Written by Ian O'Neill

…but the station's toilet has broken down again.

For $30 million, you can get a ride into space for a 10-day trip on board the International Space Station. To Richard Garriott, this is money well-spent. He got to spend months training for the experience and he will use the adventure to carry out experiments, educational programs and to follow in his father's footsteps. 25-years earlier, Owen Garriott flew on Space Shuttle Columbia, and before that he served on Skylab. Having successfully launched on board the Soyuz launch vehicle on Sunday, Garriott Jr. is keen to make space travel a family affair, and make some history along the way; he is the first second-generation American astronaut ever to be launched into space. It sounds like an exciting few days await the 47 year old computer video game entrepreneur… But like any positive story, there's a flip-side. The International Space Station, far from being The Ritz at the best of times, has been inflicted with a rather annoying inconvenience… the main toilet is out of order, requiring all on board to use the Soyuz en- suite. Although it is doubtful Garriott will get a room credit for the inconvenience, I'm sure the view of the Earth rotating below, the excitement of being involved in the biggest space project ever conceived, and the joy of zero-G will more than make up for the bathroom situation…

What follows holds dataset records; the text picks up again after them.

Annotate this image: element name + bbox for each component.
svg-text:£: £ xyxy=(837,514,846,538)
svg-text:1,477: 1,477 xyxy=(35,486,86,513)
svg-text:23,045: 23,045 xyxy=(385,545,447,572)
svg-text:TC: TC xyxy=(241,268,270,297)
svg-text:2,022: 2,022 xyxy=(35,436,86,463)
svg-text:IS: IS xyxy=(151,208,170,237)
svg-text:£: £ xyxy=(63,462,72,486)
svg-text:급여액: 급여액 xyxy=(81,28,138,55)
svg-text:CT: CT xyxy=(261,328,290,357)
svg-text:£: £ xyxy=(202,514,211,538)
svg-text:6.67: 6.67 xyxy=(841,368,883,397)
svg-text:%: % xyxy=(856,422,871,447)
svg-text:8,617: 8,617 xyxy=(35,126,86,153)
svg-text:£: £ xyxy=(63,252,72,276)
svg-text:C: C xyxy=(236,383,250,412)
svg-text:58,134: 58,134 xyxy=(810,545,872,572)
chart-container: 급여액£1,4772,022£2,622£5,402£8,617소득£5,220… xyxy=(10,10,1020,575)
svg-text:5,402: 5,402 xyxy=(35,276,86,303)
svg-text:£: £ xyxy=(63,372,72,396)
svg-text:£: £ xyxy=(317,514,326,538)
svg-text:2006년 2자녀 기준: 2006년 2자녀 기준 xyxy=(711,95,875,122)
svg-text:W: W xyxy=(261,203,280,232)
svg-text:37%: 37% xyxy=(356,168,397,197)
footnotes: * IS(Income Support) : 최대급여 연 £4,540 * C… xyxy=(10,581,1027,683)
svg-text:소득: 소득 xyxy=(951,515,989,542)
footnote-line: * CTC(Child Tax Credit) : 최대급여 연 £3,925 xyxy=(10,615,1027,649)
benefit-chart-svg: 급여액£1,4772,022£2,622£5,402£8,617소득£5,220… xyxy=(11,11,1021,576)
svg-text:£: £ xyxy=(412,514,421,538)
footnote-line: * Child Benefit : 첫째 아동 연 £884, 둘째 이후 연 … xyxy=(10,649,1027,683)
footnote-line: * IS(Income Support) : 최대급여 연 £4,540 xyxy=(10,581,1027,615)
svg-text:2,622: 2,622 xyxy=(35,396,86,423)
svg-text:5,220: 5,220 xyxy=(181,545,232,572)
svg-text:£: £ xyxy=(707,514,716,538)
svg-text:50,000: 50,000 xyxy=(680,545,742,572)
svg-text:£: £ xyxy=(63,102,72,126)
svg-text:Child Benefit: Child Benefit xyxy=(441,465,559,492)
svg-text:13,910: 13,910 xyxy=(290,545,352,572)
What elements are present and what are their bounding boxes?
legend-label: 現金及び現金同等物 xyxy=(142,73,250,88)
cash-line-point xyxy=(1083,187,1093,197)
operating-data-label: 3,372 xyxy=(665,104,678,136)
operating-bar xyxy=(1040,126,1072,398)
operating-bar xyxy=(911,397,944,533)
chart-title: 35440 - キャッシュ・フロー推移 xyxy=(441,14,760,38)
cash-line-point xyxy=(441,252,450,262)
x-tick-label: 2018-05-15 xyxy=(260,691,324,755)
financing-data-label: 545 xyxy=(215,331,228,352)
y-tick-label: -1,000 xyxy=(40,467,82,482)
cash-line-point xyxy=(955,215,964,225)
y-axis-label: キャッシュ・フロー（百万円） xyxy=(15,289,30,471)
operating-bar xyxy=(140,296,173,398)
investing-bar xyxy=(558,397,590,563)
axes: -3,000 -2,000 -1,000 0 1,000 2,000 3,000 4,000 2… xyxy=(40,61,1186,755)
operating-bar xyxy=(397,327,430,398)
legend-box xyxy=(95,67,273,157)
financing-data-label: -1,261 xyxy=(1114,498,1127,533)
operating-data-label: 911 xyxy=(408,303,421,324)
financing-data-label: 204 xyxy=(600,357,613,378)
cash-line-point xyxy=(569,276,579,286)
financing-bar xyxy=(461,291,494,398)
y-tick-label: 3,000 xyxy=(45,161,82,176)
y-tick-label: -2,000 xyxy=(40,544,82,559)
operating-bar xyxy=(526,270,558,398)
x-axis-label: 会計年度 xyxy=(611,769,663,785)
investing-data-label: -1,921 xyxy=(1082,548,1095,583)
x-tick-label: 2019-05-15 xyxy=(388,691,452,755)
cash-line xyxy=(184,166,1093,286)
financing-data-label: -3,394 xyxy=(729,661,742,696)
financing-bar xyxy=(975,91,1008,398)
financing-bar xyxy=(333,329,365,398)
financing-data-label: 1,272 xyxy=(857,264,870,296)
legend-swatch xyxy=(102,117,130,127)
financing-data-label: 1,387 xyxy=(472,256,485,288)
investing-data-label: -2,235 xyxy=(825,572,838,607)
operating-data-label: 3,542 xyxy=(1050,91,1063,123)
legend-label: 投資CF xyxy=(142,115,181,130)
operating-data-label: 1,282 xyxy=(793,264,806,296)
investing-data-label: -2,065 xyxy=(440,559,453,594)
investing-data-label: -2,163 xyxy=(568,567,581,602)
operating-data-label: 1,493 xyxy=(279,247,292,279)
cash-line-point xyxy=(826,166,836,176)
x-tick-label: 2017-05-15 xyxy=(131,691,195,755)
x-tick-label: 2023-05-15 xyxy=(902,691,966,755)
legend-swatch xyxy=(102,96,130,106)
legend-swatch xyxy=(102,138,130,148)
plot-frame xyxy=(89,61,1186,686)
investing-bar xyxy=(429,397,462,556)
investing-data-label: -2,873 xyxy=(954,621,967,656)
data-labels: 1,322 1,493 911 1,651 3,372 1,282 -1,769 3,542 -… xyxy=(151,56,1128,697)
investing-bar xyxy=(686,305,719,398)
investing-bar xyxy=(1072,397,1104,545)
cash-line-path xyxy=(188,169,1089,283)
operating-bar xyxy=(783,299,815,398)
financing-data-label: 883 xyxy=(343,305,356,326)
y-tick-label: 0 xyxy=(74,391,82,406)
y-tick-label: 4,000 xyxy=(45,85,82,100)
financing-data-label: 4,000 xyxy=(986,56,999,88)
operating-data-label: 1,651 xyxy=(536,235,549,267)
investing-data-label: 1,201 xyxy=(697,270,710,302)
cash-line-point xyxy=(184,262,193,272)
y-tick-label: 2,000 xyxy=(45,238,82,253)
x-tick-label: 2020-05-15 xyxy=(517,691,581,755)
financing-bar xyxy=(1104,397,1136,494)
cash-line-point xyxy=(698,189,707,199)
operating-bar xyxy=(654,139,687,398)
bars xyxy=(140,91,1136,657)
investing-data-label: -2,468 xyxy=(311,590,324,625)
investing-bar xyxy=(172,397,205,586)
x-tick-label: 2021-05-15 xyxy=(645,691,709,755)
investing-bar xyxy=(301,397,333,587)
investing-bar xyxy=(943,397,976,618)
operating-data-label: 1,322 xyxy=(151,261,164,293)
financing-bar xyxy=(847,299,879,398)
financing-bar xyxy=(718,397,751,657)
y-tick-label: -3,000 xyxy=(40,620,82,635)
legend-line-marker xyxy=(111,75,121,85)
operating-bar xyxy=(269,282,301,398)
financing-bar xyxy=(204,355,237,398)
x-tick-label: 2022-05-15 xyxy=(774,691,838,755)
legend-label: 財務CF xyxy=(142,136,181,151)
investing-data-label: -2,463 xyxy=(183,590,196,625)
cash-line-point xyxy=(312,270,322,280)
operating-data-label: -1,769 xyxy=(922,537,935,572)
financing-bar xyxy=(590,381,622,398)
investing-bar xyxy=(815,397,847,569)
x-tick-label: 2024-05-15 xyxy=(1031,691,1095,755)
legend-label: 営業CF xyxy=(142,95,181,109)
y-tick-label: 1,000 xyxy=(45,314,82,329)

At 3:01 AM EDT (0701 GMT) Sunday morning, Richard Garriott blasted off from the Central Asian spaceport of Baikonur Cosmodrome in Kazakhstan aboard a Soyuz TMA-13 spacecraft. Expedition 18 is being used to ferry two new crewmembers to the ISS. American astronaut Michael Fincke and Russian cosmonaut Yury Lonchakov will keep Garriott company until tomorrow's (Tuesday) Soyuz docking with the station where the trio will join the existing ISS crewmembers Commander Sergei Volkov, Flight Engineer Oleg Kononenko and astronaut Gregory E. Chamitoff. Volkov and Kononenko will accompany Garriott when he is scheduled to return back to Earth on October 23rd.

"Today, my dream of following in my father's footsteps to explore new frontiers is being realized," Garriott said in a statement shortly after launch in reference to his father, 77 year-old retired NASA scientist-astronaut Owen Garriott. "It's with honour and appreciation that I launch on my greatest adventure yet, and step into a role assumed by only five private individuals before me."